Há uma estranheza tão entranhada neste espanto que me parece que deva, de alguma forma, figurar nalgum livro de mitologia onomástica. E esta história tem até cronologia verificável, documentos e outras nuances subtis que podem ser usadas como provas. Poderia, inclusive, com tudo isto, ensaiar uma genealogia credível que fizesse dela o sublime estético de uma questão existencialista: Eu sou?
Poderia, se não desse um certo medo, misturado com um q.b. de divertimento e constatação de que os nomes são um mimetismo, também, do acaso.
No Brasil chama-se xará (os índios é que sabiam), e neste caso, então, é um duplo xará.
A primeira vez que isto me aconteceu foi há sete anos. Outrora habitante frequente de biblioteca pública agarrei um livro de Filosofia, onde ainda constava o nome do último requisitante: Vanessa Rodrigues. Isto poderia ser meta-literatura, se não fosse realidade. Apanhei um susto, claro, mas recordo que ainda levei uns segundos para perceber o que se passava.
A assinatura não era a mesma, mas o nome próprio e o final sim. Guardei a cópia do talão no bolso e ainda o detive umas quantas vezes na palma da minha mão, mirando, como se meditasse numa qualquer teoria que pudesse revolucionar o mundo.
O senhor da requisição não deu pela coincidência: ainda esperei que reparasse. Guardei o livro e procurei no bolso aquele papel com o nome que era o meu e não me pertencia. Ainda devo ter esse papel algures, no labirinto bibliófilo em que forro as paredes do meu quarto. Deixei-me a librar naquilo por uns tempos, até, anos depois, ter recebido um e-mail de um conhecido investigador e político de Sociologia do Porto (pelos vistos amigo em comum), convocando-me para uma reunião de departamento, sem falta, no dia seguinte, para discutir as linhas mestras de um projecto qualquer.

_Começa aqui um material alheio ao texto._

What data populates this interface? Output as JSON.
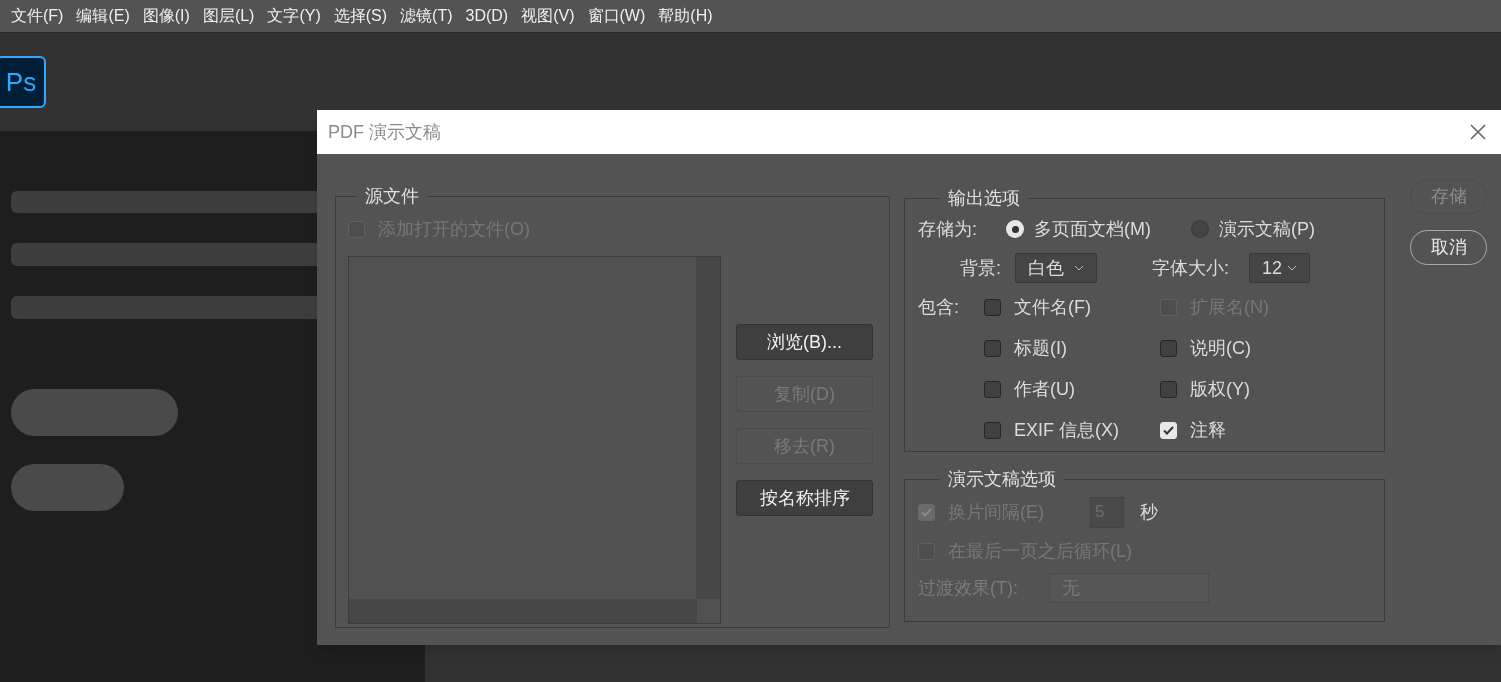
{
  "menu": [
    {
      "label": "文件(F)"
    },
    {
      "label": "编辑(E)"
    },
    {
      "label": "图像(I)"
    },
    {
      "label": "图层(L)"
    },
    {
      "label": "文字(Y)"
    },
    {
      "label": "选择(S)"
    },
    {
      "label": "滤镜(T)"
    },
    {
      "label": "3D(D)"
    },
    {
      "label": "视图(V)"
    },
    {
      "label": "窗口(W)"
    },
    {
      "label": "帮助(H)"
    }
  ],
  "app_logo": {
    "label": "Ps"
  },
  "dialog": {
    "title": "PDF 演示文稿",
    "source_files": {
      "legend": "源文件",
      "add_open_files": {
        "label": "添加打开的文件(O)",
        "checked": false,
        "disabled": true
      },
      "buttons": [
        {
          "label": "浏览(B)...",
          "disabled": false
        },
        {
          "label": "复制(D)",
          "disabled": true
        },
        {
          "label": "移去(R)",
          "disabled": true
        },
        {
          "label": "按名称排序",
          "disabled": false
        }
      ]
    },
    "output_options": {
      "legend": "输出选项",
      "save_as_label": "存储为:",
      "save_as": [
        {
          "label": "多页面文档(M)",
          "selected": true
        },
        {
          "label": "演示文稿(P)",
          "selected": false
        }
      ],
      "background_label": "背景:",
      "background_value": "白色",
      "font_size_label": "字体大小:",
      "font_size_value": "12",
      "include_label": "包含:",
      "include": [
        {
          "label": "文件名(F)",
          "checked": false,
          "disabled": false
        },
        {
          "label": "扩展名(N)",
          "checked": false,
          "disabled": true
        },
        {
          "label": "标题(I)",
          "checked": false,
          "disabled": false
        },
        {
          "label": "说明(C)",
          "checked": false,
          "disabled": false
        },
        {
          "label": "作者(U)",
          "checked": false,
          "disabled": false
        },
        {
          "label": "版权(Y)",
          "checked": false,
          "disabled": false
        },
        {
          "label": "EXIF 信息(X)",
          "checked": false,
          "disabled": false
        },
        {
          "label": "注释",
          "checked": true,
          "disabled": false
        }
      ]
    },
    "presentation_options": {
      "legend": "演示文稿选项",
      "advance": {
        "label": "换片间隔(E)",
        "checked": true,
        "disabled": true
      },
      "interval_value": "5",
      "seconds_label": "秒",
      "loop": {
        "label": "在最后一页之后循环(L)",
        "checked": false,
        "disabled": true
      },
      "transition_label": "过渡效果(T):",
      "transition_value": "无"
    },
    "side_buttons": [
      {
        "label": "存储",
        "disabled": true
      },
      {
        "label": "取消",
        "disabled": false
      }
    ]
  }
}
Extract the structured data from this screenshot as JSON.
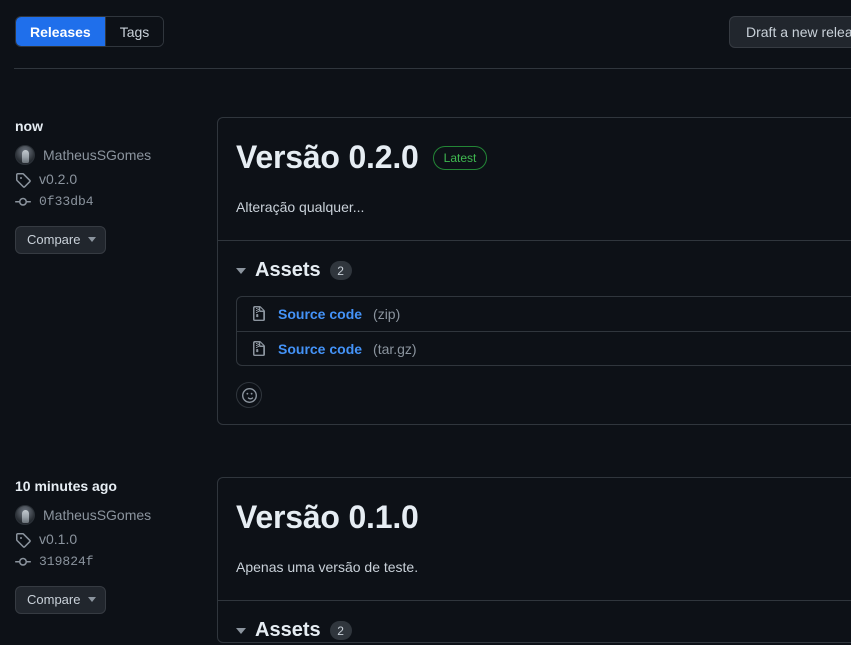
{
  "tabs": {
    "releases_label": "Releases",
    "tags_label": "Tags",
    "active": "Releases"
  },
  "draft_button": {
    "label": "Draft a new release"
  },
  "releases": [
    {
      "date": "now",
      "author": "MatheusSGomes",
      "tag": "v0.2.0",
      "commit": "0f33db4",
      "compare_label": "Compare",
      "title": "Versão 0.2.0",
      "badge": "Latest",
      "body": "Alteração qualquer...",
      "assets_label": "Assets",
      "assets_count": "2",
      "assets": [
        {
          "name": "Source code",
          "ext": "(zip)"
        },
        {
          "name": "Source code",
          "ext": "(tar.gz)"
        }
      ]
    },
    {
      "date": "10 minutes ago",
      "author": "MatheusSGomes",
      "tag": "v0.1.0",
      "commit": "319824f",
      "compare_label": "Compare",
      "title": "Versão 0.1.0",
      "badge": "",
      "body": "Apenas uma versão de teste.",
      "assets_label": "Assets",
      "assets_count": "2",
      "assets": []
    }
  ],
  "colors": {
    "page_background": "#0d1117",
    "border": "#30363d",
    "accent_blue": "#1f6feb",
    "link_blue": "#4493f8",
    "green_badge_border": "#238636",
    "green_badge_text": "#3fb950",
    "muted_text": "#8b949e",
    "primary_text": "#e6edf3"
  }
}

De imediato, a luz fez-se no filamento cerebral como se fosse a primeira vez, desde aquele episódio, que aquela coincidência sucedia. Aquela Vanessa Rodrigues era investigadora de Sociologia da Faculdade de Letras e, em dada altura, precisara daquele livro de Filosofia numa qualquer diatribe interdisciplinar, presumo, ou poderia ser como eu: uma curiosa que ainda pode ser salva pela Filosofia. E, por acaso, nesse dia, o tal professor, enganara-se no correio electrónico para a Vanessa.
Claro o nome era o mesmo, a terminação de e-mail parecida (o meu mete um "ene"), mas a mala tinha sido enviada para o porto errado. Adverti-o, evidentemente, e o equívoco desfez-se.
Acontece que, agora, apercebo-me de que sei mais dela do que ela saberá de mim (sim, uma especulação porque nunca falámos, mas talvez devêssemos). Pois quis o destino que uma página de fotografia com o nome dela aterrasse num e-mail de um amigo, o ano passado, que me perguntou se a página era minha, apesar de indicar que a garota em Matosinhos city morava.
Pois, como não? Mas não, realmente eu não era. E dizer eu não era, reparem, é diferente de dizer que eu não sou.
A semana passada, numa conferência de imprensa, cruzei o olhar com um rapaz que conheço de um workshop de teatro e, no final, cumprimentamo-nos, naquele tempo, ainda sem saber de onde nos conhecíamos. Até que me apresentei: primeiro e último nome. E ele afirmou um convicto claro e acrescentou: de Sociologia.
- Não, Vanessa Rodrigues sou eu.
Bem lhe vi a cara desconcertada. A realidade indefinida. Uma evidente turvez lógica e os olhos a denunciarem um "não-estou-a-entender-nada-mas-tu-não-és-a-vanessa-rodrigues". Pois sim, era, mas não sou a que ele queria que eu fosse.
Em rigor, tudo isto pode ser um exercício filosófico, porque a coisa começa com um livro de Filosofia que toda a confusão pode ter lançado (quem sabe não terei aberto uma caixa de pandora), não fosse esta a realidade-real com que agarro o etéreo temporal. É-o. Vejam bem.
E tudo poderia ter ficado por aí, não fosse dar-se o caso disto acontecer num Facebook perto de mim: uma janela do lado direito, uma fotografia e o meu nome escrito: Adicionar Vanessa Rodrigues como amiga. O mais curioso é que há seis meses, recebi uma mensagem de uma rede social de uns amigos em comum de uma outra VR que me dizia que tinha apanhado um susto, quando viu alguém com o mesmo nome a comentar uma frase de uma amiga em comum. Toda esta trama me relembra o Homem Duplicado de Saramago. Quem sabe um dia também trocaremos de vidas: porque somos íntimas do nome, embora não o sejamos.